Potassium, Sodium and Chloride Ion Concentrations in Leaves and Isolated Chloroplasts of the Halophyte Suaeda australis R. Br

Abstract

Seedlings of S. australis were grown hydroponically in nutrient solutions with 0-600 mM NaCl added. The plants grew poorly in the absence of added NaCl and optimal growth, based on fresh or dry weight, occurred at 50-150 mM NaCl. Higher concentrations of NaCl decreased growth although the plants continued to grow even at 600 mM NaCl. The osmotic potential of the leaf sap decreased with increasing salinity and this was mostly the result of accumulation of NaCl in the leaves. Leaf K⁺ concentration decreased with increasing salinity while both Na⁺ and Cl^- increased, reaching 800 and 500 mM, respectively, on a tissue water basis.
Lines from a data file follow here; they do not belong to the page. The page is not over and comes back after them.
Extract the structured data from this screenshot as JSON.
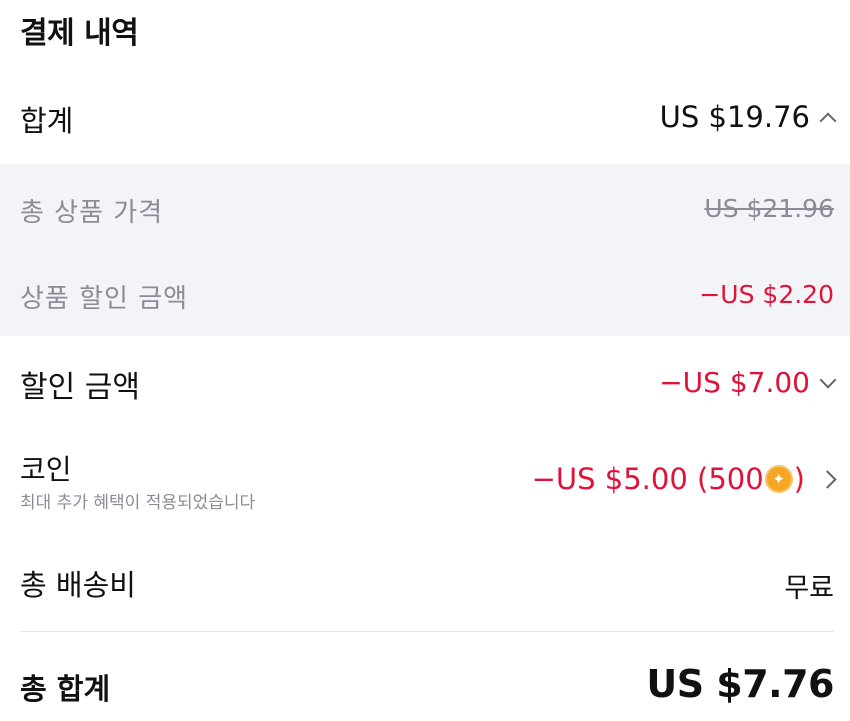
{
  "header": {
    "title": "결제 내역"
  },
  "subtotal": {
    "label": "합계",
    "value": "US $19.76"
  },
  "breakdown": {
    "items": [
      {
        "label": "총 상품 가격",
        "value": "US $21.96",
        "style": "strikethrough"
      },
      {
        "label": "상품 할인 금액",
        "value": "−US $2.20",
        "style": "negative"
      }
    ]
  },
  "discount": {
    "label": "할인 금액",
    "value": "−US $7.00"
  },
  "coins": {
    "label": "코인",
    "note": "최대 추가 혜택이 적용되었습니다",
    "value_prefix": "−US $5.00 (500",
    "value_suffix": ")"
  },
  "shipping": {
    "label": "총 배송비",
    "value": "무료"
  },
  "total": {
    "label": "총 합계",
    "value": "US $7.76"
  },
  "colors": {
    "negative": "#e0123a",
    "muted": "#8a8d96",
    "panel_bg": "#f3f4f8",
    "coin": "#f5a623"
  },
  "icons": [
    "chevron-up-icon",
    "chevron-down-icon",
    "coin-icon",
    "chevron-right-icon"
  ]
}
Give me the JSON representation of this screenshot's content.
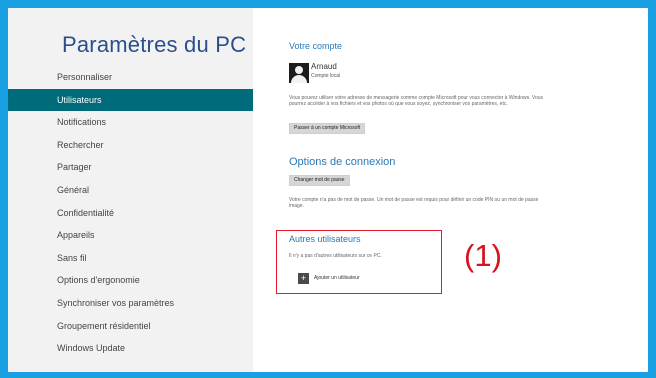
{
  "sidebar": {
    "title": "Paramètres du PC",
    "items": [
      {
        "label": "Personnaliser"
      },
      {
        "label": "Utilisateurs"
      },
      {
        "label": "Notifications"
      },
      {
        "label": "Rechercher"
      },
      {
        "label": "Partager"
      },
      {
        "label": "Général"
      },
      {
        "label": "Confidentialité"
      },
      {
        "label": "Appareils"
      },
      {
        "label": "Sans fil"
      },
      {
        "label": "Options d'ergonomie"
      },
      {
        "label": "Synchroniser vos paramètres"
      },
      {
        "label": "Groupement résidentiel"
      },
      {
        "label": "Windows Update"
      }
    ],
    "selected": "Utilisateurs"
  },
  "main": {
    "account": {
      "title": "Votre compte",
      "user_name": "Arnaud",
      "user_type": "Compte local",
      "description": "Vous pouvez utiliser votre adresse de messagerie comme compte Microsoft pour vous connecter à Windows. Vous pourrez accéder à vos fichiers et vos photos où que vous soyez, synchroniser vos paramètres, etc.",
      "switch_button": "Passer à un compte Microsoft"
    },
    "signin": {
      "title": "Options de connexion",
      "change_password_button": "Changer mot de passe",
      "description": "Votre compte n'a pas de mot de passe. Un mot de passe est requis pour définir un code PIN ou un mot de passe image."
    },
    "other_users": {
      "title": "Autres utilisateurs",
      "description": "Il n'y a pas d'autres utilisateurs sur ce PC.",
      "add_label": "Ajouter un utilisateur",
      "add_icon_glyph": "+"
    }
  },
  "annotation": {
    "label": "(1)",
    "color": "#d7111e"
  },
  "colors": {
    "frame_border": "#19a0e2",
    "selected_item_bg": "#006b7a",
    "accent_text": "#2b79b6"
  }
}
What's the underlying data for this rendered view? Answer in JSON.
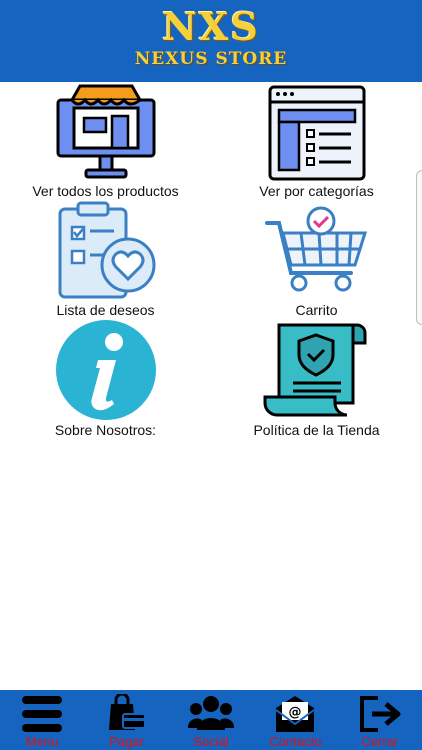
{
  "header": {
    "logo_mark": "NXS",
    "logo_name": "NEXUS STORE"
  },
  "menu": [
    {
      "label": "Ver todos los productos",
      "icon": "storefront-monitor-icon"
    },
    {
      "label": "Ver por categorías",
      "icon": "category-list-window-icon"
    },
    {
      "label": "Lista de deseos",
      "icon": "wishlist-clipboard-heart-icon"
    },
    {
      "label": "Carrito",
      "icon": "shopping-cart-icon"
    },
    {
      "label": "Sobre Nosotros:",
      "icon": "info-icon"
    },
    {
      "label": "Política de la Tienda",
      "icon": "policy-scroll-shield-icon"
    }
  ],
  "bottom_nav": [
    {
      "label": "Menu",
      "icon": "hamburger-icon"
    },
    {
      "label": "Pagar",
      "icon": "shopping-bag-card-icon"
    },
    {
      "label": "Social",
      "icon": "users-group-icon"
    },
    {
      "label": "Contacto",
      "icon": "envelope-at-icon"
    },
    {
      "label": "Cerrar",
      "icon": "exit-icon"
    }
  ],
  "colors": {
    "header_bg": "#1565c0",
    "nav_label": "#e01010",
    "logo_gold": "#f5d03a"
  }
}
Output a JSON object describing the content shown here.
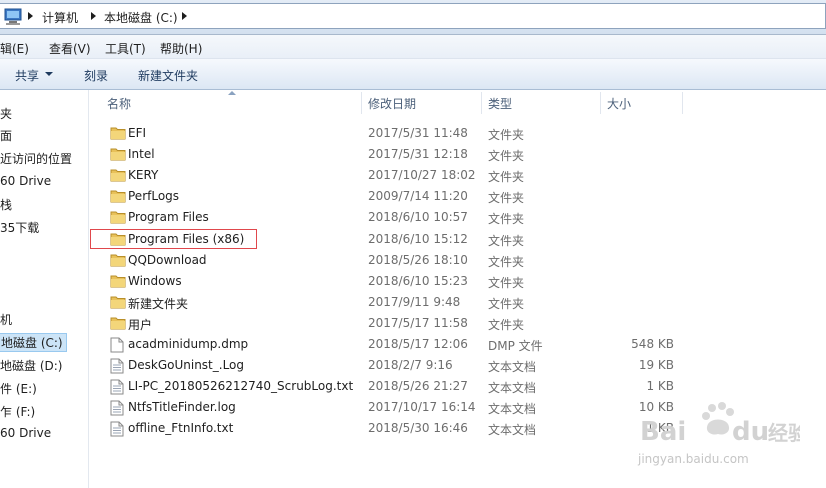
{
  "address": {
    "crumbs": [
      "计算机",
      "本地磁盘 (C:)"
    ]
  },
  "menu": {
    "items": [
      "编辑(E)",
      "查看(V)",
      "工具(T)",
      "帮助(H)"
    ]
  },
  "commands": {
    "share": "共享",
    "burn": "刻录",
    "new_folder": "新建文件夹"
  },
  "nav": {
    "items": [
      "夹",
      "面",
      "近访问的位置",
      "60 Drive",
      "栈",
      "35下载",
      "机",
      "地磁盘 (C:)",
      "地磁盘 (D:)",
      "件 (E:)",
      "乍 (F:)",
      "60 Drive"
    ]
  },
  "columns": {
    "name": "名称",
    "date": "修改日期",
    "type": "类型",
    "size": "大小"
  },
  "files": [
    {
      "name": "EFI",
      "date": "2017/5/31 11:48",
      "type": "文件夹",
      "size": "",
      "icon": "folder-icon"
    },
    {
      "name": "Intel",
      "date": "2017/5/31 12:18",
      "type": "文件夹",
      "size": "",
      "icon": "folder-icon"
    },
    {
      "name": "KERY",
      "date": "2017/10/27 18:02",
      "type": "文件夹",
      "size": "",
      "icon": "folder-icon"
    },
    {
      "name": "PerfLogs",
      "date": "2009/7/14 11:20",
      "type": "文件夹",
      "size": "",
      "icon": "folder-icon"
    },
    {
      "name": "Program Files",
      "date": "2018/6/10 10:57",
      "type": "文件夹",
      "size": "",
      "icon": "folder-icon"
    },
    {
      "name": "Program Files (x86)",
      "date": "2018/6/10 15:12",
      "type": "文件夹",
      "size": "",
      "icon": "folder-icon"
    },
    {
      "name": "QQDownload",
      "date": "2018/5/26 18:10",
      "type": "文件夹",
      "size": "",
      "icon": "folder-icon"
    },
    {
      "name": "Windows",
      "date": "2018/6/10 15:23",
      "type": "文件夹",
      "size": "",
      "icon": "folder-icon"
    },
    {
      "name": "新建文件夹",
      "date": "2017/9/11 9:48",
      "type": "文件夹",
      "size": "",
      "icon": "folder-icon"
    },
    {
      "name": "用户",
      "date": "2017/5/17 11:58",
      "type": "文件夹",
      "size": "",
      "icon": "folder-icon"
    },
    {
      "name": "acadminidump.dmp",
      "date": "2018/5/17 12:06",
      "type": "DMP 文件",
      "size": "548 KB",
      "icon": "file-icon"
    },
    {
      "name": "DeskGoUninst_.Log",
      "date": "2018/2/7 9:16",
      "type": "文本文档",
      "size": "19 KB",
      "icon": "text-file-icon"
    },
    {
      "name": "LI-PC_20180526212740_ScrubLog.txt",
      "date": "2018/5/26 21:27",
      "type": "文本文档",
      "size": "1 KB",
      "icon": "text-file-icon"
    },
    {
      "name": "NtfsTitleFinder.log",
      "date": "2017/10/17 16:14",
      "type": "文本文档",
      "size": "10 KB",
      "icon": "text-file-icon"
    },
    {
      "name": "offline_FtnInfo.txt",
      "date": "2018/5/30 16:46",
      "type": "文本文档",
      "size": "1 KB",
      "icon": "text-file-icon"
    }
  ],
  "watermark": {
    "url": "jingyan.baidu.com"
  },
  "colors": {
    "folder": "#e8c15a",
    "selection": "#cce4f7",
    "highlight_box": "#e0474c"
  }
}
Intact chloroplasts were isolated by mechanically disrupting the leaves and the chloroplasts were purified on a two-step Percoll gradient. The osmotic potential of the isolation medium was adjusted so as to be isotonic with the leaf sap in each case. The chloroplasts were generally more than 90% intact and exhibited rates of CO₂-dependent oxygen evolution of 70-130 µmol (mg chlorophyll) ^-1 h^-1. The concentration of K⁺ in the chloroplast decreased with increasing salinity and was similar to the concentration of K⁺ in the leaf as a whole. For plants grown without added NaCI, leaf Na⁺ and Cl^- concentrations were low (less than 10 mM) but these ions were accumulated in the chloroplasts, which contained 70-140 mM Na⁺ and 80-120 mM Cl^-. With increasing salinity, the concentration of Na⁺ and Cl^- in the chloroplast did not increase despite the more than 70-fold increase in the concentration of these two ions in the leaf. The results suggest that the concentration of Na⁺ and Cl^- in the chloroplasts of Suaeda australis is regulated, with these ions being accumulated in the chloroplast at low leaf levels and excluded from the chloroplast when leaf Na⁺ and Cl^- are high.